For this assignment, I will be critiquing a piece of 3D rendered design which is basically a Photo-Realistic 3D CGI Animations of a space and how it will look once completed.
I am choosing to critique this piece of design firstly, because 3D rendering design is fast becoming the future of designing spaces a lot of architects and interior designers are using this design to make their clients visions of their spaces come to life. They are now creating 3D rendered folios to show their clients the quality of their work. The best thing about this renderings is that they can offer a more realistic presentation of the item being displayed in an artistic way.
It is important for us to think of postwar America, and what often comes to mind is a white, heterosexual family, pictured in a domestic suburban environment. You can tell this family lives in the suburbs because there’s a lawn in the background, a tree framed in a picture window and a swimming pool glimmering behind a glass wall.
In that era, the indoor-outdoor look didn’t just sell things that suburban houses required It also sold an illusion and as housewares manufacturer Revere Copper and Brass put it in a 1942 said’ “A home was “no mere space bounded by walls and divided into rooms, but a way of life to keep pace with your needs, to change with your tastes, to grow with your means.”
After the end of World War II, real estate developers began planning and promoting open and spacious suburbs on a mass scale as an alternative to the unsanitary and overcrowded industrial city. Soon enough, it became possible for a number of reasons: first, farmland was relatively inexpensive, and often no longer needed for agriculture. Second, the war effort had led to the rise of new construction methods, based on standardization and prefabrication that considerably cut down building costs. Finally, the poor state of the existing housing stock and the growing population led the federal government to invest in new developments, especially by subsidizing mortgages for veterans and young couples, which underwrote “white flight,” as increasing numbers of white families moved from cities to suburbs.

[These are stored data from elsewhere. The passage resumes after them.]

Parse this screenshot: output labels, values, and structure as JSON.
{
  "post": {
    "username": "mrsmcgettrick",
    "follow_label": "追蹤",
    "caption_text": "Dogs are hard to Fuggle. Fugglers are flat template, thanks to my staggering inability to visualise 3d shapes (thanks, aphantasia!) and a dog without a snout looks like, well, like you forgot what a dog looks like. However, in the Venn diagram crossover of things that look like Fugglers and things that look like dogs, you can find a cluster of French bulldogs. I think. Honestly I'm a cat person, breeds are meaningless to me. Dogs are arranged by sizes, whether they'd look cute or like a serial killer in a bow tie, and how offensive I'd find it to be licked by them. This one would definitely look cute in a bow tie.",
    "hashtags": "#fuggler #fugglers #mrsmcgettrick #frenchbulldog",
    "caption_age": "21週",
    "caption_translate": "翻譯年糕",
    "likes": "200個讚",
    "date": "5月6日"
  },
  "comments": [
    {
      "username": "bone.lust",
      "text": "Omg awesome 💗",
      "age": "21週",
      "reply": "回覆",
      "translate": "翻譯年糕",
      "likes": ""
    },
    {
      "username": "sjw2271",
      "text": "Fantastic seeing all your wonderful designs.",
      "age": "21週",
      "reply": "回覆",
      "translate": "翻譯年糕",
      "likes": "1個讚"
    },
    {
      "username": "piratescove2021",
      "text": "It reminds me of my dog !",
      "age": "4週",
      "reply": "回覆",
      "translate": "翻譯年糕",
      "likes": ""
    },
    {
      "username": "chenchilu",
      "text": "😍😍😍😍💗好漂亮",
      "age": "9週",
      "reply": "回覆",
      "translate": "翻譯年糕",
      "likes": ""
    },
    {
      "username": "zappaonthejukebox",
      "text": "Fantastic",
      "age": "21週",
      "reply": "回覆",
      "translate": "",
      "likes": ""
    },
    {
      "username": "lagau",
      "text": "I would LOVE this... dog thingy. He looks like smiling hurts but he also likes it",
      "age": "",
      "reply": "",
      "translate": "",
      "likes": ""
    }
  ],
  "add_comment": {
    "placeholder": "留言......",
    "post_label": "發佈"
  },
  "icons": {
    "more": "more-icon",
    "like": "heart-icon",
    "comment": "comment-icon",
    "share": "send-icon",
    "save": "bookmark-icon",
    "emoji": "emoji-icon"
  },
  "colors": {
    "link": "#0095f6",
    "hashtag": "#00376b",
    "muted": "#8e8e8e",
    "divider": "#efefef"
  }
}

WHERE WE ARE NOW/FUTURE OF DESIGN…
As I look at this piece of design here, I can’t help but think of how far the world of design has come. Case in point; windows. Post-war, they were an essential fixture to protect interiors from weather and unwanted intrusions but in mid-century ads. They became a way to frame the outer world and transport it inside, as seen in this beautiful picture.
If the outdoors was the perfect setting for leisure activity such as; barbecues, picnics, and parties big window frames let these visions penetrate the domestic environment.
The indoor-outdoor relationship has played a critical role in many of the most influential societies throughout human history, in meeting the physical needs of humanity as well as pleasing aesthetic desires.